Mr. Noodle

Mr. Noodle
Mr. Noodle

Tuesday, July 24, 2012

at least two more months

An update on my immigration.

Last Monday, a week ago now, we found out that I do in fact have to have my police certificate from Japan. The website says it takes two to three months to acquire.

Dan was gutted.  I was, well, I don't even know. Sad, I think, but it didn't even really hit me until I got home that night and started thinking about the implications of that. Months. We thought, once again, foolishly, that we were only weeks away. When will this end? What can we do? I went into panic/overreact mode. I applied for a bunch of jobs. Why? I'm not sure exactly. My mind went to worst case scenario and it just felt like there was no end in sight to this saga.

The next morning, Tuesday, I went to the website for the Japan Consulate in Vancouver. Website said I had to go in person to apply for this document, but contact us first. I called at what I thought was a reasonable business hour for a government agency, 8:30, and they don't open until 9:30. So I called the Toronto consulate - I figured the procedure would be the same and since they are three hours ahead of us, they would be open. I was told that yes, I have to go in person to apply because they take fingerprints, bring my passport, and a document saying why I need a police certificate. I needed the latter because my reason did not fall into their list of reasons. Well, it just so happened I had one from the National Visa Center, so at least that part would be easy.

Then came the logistics. When would I go to Vancouver? At first I decided to go on Wednesday, the next day, but then I thought wait - if I leave right now (just after 9am) I could make the 11:00 ferry. With public transit I could be in downtown Vancouver by 2:30, and their office closes at 3:30. I could make it.

So that's what I did. I called Providence Farm to tell them I wouldn't be in that day, grabbed my water bottle and a few things and hopped in my truck, thankful there was enough gas in it that I didn't have to stop. It took me just over an hour to get to the ferry terminal, I arrived with just enough time to get a ticket and get on the ferry.

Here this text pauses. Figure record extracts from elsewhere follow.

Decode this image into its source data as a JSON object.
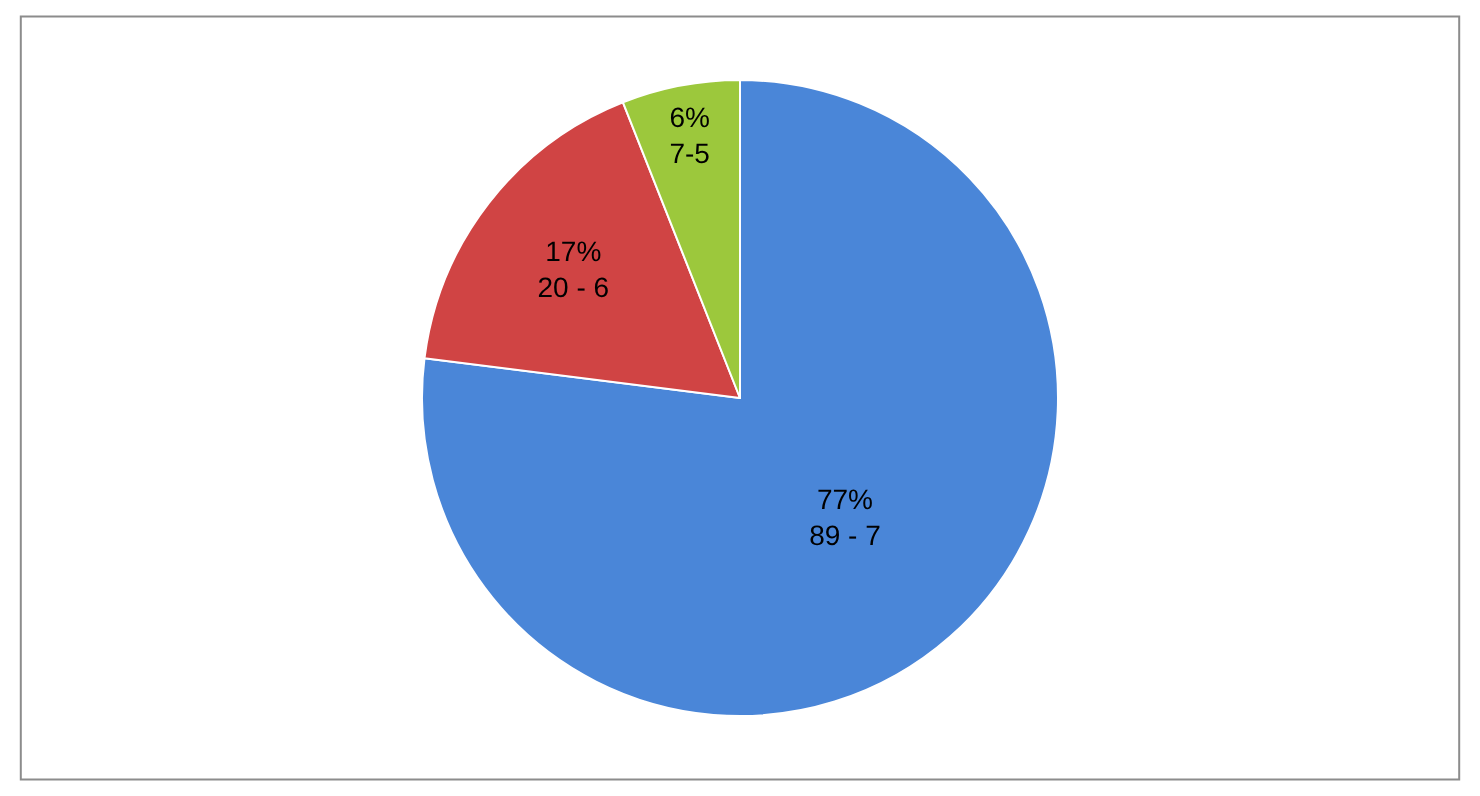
{
  "chart_data": {
    "type": "pie",
    "categories": [
      "89 - 7",
      "20 - 6",
      "7-5"
    ],
    "values": [
      77,
      17,
      6
    ],
    "value_labels": [
      "77%",
      "17%",
      "6%"
    ],
    "colors": [
      "#4a86d8",
      "#d04444",
      "#9cc83c"
    ],
    "legend": false
  }
}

The ferry ride is an hour and 40 minutes. We docked at 12:40, the bus that goes to the transit station to catch the skytrain leaves on every hour. We left at 1:00 and I remember thinking to myself, "my, we sure are going fast. I wouldn't be surprised if we arrived early". We were scheduled to arrive at 1:37, we arrived at 1:24. I ran up the stairs and caught the train that was just about to leave. I got downtown and was in the Japan Consulate before 2pm, which pleased me.

It is a very quiet and comfortable office. The staff are efficient, friendly and gracious. It reminded me how much I loved the Japanese people. The process was very easy and I was finished before long. I asked about the two months thing. The woman I spoke to from Toronto told me that sometimes it takes less than two months, but they have to tell people "two months". So there is hope. The man who took my fingerprints told me that the time it takes is out of their hands and there is no way to expedite. O well. He also told me that when the document comes, it will go to the consulate, so I can either pick it up in person or they will send it to me.

From there, I could have taken public transit back to the ferry and driven home that night, culminating in a long and tiring day of travel, but I instead opted to visit some friends of mine who live just above the Chinatown skytrain station. They were happy to have me, even though they thought I would be gone (to North Carolina) by now. We had a simple dinner of prawns and sushi, and I pretty much retired early, being knackered from all my to-ing and fro-ing.

My friends cooked their prawns with the heads on. Do other people do this? I had one, then wasn't really excited to see all the cooked guts and eggs still inside, and focused on the sushi instead.

I had planned to take the 9:00 ferry back to the Island the following morning. That would mean leaving my friends' condo at around 7:30am. It would also have meant that I would arrived back on the Island around 10:40, and my parking expired at 10:30. I don't know how militant those parking attendants are about giving tickets, so I was a bit nervous about leaving so late. In the end, I was awake anyway (who can sleep in Vancouver with all that NOISE and LIGHT?), so I was out the door before 6:20 and left a note for my still-sleeping friends. I caught the 8:00 ferry in plenty of time and had terrible ferry food for breakfast.

My truck was still there on the other side, I came straight home and spend the day hanging out with Sam, who had missed me terribly during my night away. You might say we have a co-dependent relationship, and that would be true. I missed my kitty too.

So it's been a week now since all this has happened and I've had some time to let it sit with me that I would still be around here until at least September. I observed to Toni that I was sad but not depressed - so that was good. No one would fault me for either, I'm sure, but it is WAY easier to bounce back from being sad than from being depressed.

Normally I would have blogged about this right away, this immigration update, but quite honestly I haven't had the time or inclination to blog. I'm at the Farm three days a week, have a little job helping with some landscaping/reno stuff two days a week, and am spending the rest of my time reading, knitting, gardening and resting. There is a lot going on and at the moment it seems I only turn on my computer twice a week or so. I'm sure you all would love more detail about my life, but alas, there are only so many hours in a day and I am making a concentrated effort to be gentle with myself. I'm sure you understand.